I woke up in a cold sweat the other day. I literally had an AV Commissioning Nightmare. My friend and I were discussing integrating Alexa into conference spaces the day before. It’s entirely possible to start a conference call by saying, “Alexa, call my bridge.” However, as my friend figured out, if someone says “Alexa, turn off the lights” during the conference, several Alexa-enabled offices on the call may go dark (and then you would hear a menacing chuckle from the light-turner-offer…mua-ha-ha-ha-ha…). I think it is a very exciting prospect, but my nightmare was based on testing a system like that. How can you make sure it works for all users?!
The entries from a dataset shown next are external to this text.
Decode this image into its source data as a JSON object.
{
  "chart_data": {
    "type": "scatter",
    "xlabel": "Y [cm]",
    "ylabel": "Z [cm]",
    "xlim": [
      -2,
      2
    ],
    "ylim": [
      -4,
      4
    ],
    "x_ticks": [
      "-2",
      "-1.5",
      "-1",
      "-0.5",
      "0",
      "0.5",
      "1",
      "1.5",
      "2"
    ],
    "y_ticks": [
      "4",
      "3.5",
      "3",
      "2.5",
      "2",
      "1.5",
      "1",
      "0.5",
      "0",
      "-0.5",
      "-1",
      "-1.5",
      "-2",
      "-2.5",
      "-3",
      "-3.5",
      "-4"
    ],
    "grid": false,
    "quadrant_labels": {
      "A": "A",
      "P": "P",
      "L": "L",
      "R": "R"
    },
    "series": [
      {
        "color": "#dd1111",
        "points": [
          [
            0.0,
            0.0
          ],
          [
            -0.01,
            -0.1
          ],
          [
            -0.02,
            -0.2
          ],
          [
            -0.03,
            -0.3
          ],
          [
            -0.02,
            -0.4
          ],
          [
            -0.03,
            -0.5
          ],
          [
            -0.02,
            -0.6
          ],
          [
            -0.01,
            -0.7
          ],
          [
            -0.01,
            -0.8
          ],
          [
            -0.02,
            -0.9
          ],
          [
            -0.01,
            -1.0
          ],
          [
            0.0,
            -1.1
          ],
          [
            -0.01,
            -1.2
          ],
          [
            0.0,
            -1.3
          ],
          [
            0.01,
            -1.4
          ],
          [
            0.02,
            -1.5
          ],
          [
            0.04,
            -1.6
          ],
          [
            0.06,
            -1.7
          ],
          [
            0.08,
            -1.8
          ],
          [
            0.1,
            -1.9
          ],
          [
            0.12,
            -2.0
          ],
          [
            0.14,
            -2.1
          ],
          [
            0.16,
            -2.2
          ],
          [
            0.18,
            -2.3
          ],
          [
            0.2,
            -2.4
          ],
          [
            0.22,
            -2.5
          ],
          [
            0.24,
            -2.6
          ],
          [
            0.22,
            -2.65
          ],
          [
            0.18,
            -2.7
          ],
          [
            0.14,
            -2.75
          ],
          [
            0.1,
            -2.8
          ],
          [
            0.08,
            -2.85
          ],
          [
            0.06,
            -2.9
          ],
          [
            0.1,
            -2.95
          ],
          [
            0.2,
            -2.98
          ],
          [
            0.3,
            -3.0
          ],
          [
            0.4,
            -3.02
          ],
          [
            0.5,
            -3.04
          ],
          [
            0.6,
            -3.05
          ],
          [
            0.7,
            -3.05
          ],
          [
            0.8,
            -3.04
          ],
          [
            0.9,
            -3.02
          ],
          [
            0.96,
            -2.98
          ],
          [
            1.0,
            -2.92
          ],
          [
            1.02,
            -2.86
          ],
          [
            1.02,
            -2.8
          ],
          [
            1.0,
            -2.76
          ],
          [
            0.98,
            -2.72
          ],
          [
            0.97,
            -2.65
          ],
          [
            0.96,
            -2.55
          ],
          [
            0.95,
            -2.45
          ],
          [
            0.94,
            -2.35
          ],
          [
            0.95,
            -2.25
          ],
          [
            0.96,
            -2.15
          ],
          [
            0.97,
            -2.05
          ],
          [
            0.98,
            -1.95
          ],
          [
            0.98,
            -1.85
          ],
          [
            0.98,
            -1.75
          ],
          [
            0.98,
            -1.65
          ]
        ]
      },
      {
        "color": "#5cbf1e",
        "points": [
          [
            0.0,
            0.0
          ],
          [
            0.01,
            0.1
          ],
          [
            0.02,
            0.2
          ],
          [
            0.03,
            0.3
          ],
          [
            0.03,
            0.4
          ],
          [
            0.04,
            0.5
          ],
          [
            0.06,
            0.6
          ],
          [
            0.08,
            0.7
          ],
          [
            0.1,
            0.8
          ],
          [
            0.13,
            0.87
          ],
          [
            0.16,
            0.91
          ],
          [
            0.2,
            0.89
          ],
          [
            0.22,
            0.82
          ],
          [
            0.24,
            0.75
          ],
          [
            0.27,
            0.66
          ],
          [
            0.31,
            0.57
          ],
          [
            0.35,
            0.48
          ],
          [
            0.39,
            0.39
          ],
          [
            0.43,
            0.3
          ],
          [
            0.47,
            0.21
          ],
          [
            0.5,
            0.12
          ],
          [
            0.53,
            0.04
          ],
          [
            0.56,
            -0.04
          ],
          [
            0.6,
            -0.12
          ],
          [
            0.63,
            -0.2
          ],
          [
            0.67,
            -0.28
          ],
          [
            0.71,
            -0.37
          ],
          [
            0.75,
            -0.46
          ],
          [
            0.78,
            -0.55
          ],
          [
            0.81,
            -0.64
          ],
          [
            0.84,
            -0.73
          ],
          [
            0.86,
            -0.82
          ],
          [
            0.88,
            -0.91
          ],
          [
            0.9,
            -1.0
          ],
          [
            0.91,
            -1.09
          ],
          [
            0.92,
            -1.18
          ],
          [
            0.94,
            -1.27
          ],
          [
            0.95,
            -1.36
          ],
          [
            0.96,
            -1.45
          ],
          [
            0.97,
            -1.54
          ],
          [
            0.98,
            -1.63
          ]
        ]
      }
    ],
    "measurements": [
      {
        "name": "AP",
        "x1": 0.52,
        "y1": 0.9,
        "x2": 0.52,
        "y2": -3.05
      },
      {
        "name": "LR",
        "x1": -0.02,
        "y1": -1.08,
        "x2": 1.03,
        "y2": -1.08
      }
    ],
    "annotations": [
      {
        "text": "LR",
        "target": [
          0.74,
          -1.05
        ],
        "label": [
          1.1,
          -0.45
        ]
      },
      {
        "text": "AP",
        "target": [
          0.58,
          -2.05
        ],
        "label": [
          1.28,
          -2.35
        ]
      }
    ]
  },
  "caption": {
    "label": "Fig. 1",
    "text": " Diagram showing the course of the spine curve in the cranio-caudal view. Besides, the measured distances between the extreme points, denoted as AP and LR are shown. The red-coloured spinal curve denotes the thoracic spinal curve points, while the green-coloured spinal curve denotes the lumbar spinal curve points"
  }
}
Living in the New York area, we pride ourselves on the incredible diversity of our workforce. We have people from different generations, countries, genders, accents, speaking levels, etc. I appreciate that the voice-recognition device gets to know its owner over time and can train to better understand his/her voice. However, in a conference space, there may be hundreds of owners. What’s poor lil’ Alexa going to do?
We have to worry about voice levels. Will Alexa be able to hear you from your seat? Over the HVAC? Over the din of a meeting?
We have to worry about accents. It’s cute when Alexa can’t figure out that my five-year-old is asking her to tell a joke in our home, due to his five-year-old “accent.” It will not be cute when a visiting executive can’t show her laptop because the system can’t make out her accented English. Depending on the level of meeting, any hiccups like that could conceivably lead to discriminatory lawsuits. (The funny thing is that people are considering implementing voice control out of fear of discriminatory lawsuits. I guess the question becomes who’s more lawyer-happy: people representing those with mobility and sight constraints, or people representing those who don’t speak American good.)
We have to worry about terminology. I rarely see agreement in what sources are called between drawings, device labels and control interfaces. The drawing may say Computer 1, the cable might say Front Laptop and the touch panel shows Table Laptop 2. Imagine the potential confusion when you have to come up with the source name without clues.
“Alexa, show ‘my computer’ on the front display.”
“I’m sorry, I don’t know what “My Computer” is.”
As if AI bots coming up with their own languages and androids being granted citizenship despite being extraordinarily easy to convince that killing off the human race is a fine idea weren’t enough, there is the very real possibility of users in one room controlling both local and remote systems during a call.
People listening to podcasts constantly get their phone inadvertently hijacked, if the host asks their phone a question with “Hey, Siri.” The phone doesn’t know that the podcast is “Hey-Siri-ing” and not the owner. Siri is just trying to help out when anyone says “Hey, Siri.” Along the same lines of what my friend does with the light controls during bridge calls, could you imagine giving a presentation during a high-pressure meeting, asking Alexa to switch sources, and having all offices on the call getting inadvertently hijacked and switching to their local sources?!
Lastly, how would you commission something like this to assure it is fit for use for all users? Do you bring in a sampling of talkers? Does the commissioning specialist try their hand at impersonating various accents? Personally, whenever I try an English accent, it rapidly devolves into a Chinese-Irish conflation. Ain’t nobody got time for that. How could we test it?
People played with the idea of gesture recognition for presentation spaces, but the thought of CEOs flailing their arms unsuccessfully trying to advance a slide was comically terrifying. Voice control is slightly less comically terrifying, but still nightmare-worthy. Instead of physically flailing around trying to make it work, I could see users getting into a cussin’ match with Alexa, if she doesn’t understand them. “No, Alexa! Not that computer, you nearsighted scrap pile. Yo’ Mama was the tape recorder Arnold Schwarzenegger used in ‘True Lies!’”
I guess the moral of the story is adding voice control to a typical system would be a nice addition to a more conventional control system. It could provide access to controls for the immobile, the blind and, if we’re being honest, the lazy. However, to have it as the primary method of system control, at least for the time being, is risky, especially for public conference spaces. Relegating Alexa to a secondary control method would certainly help me sleep better at night.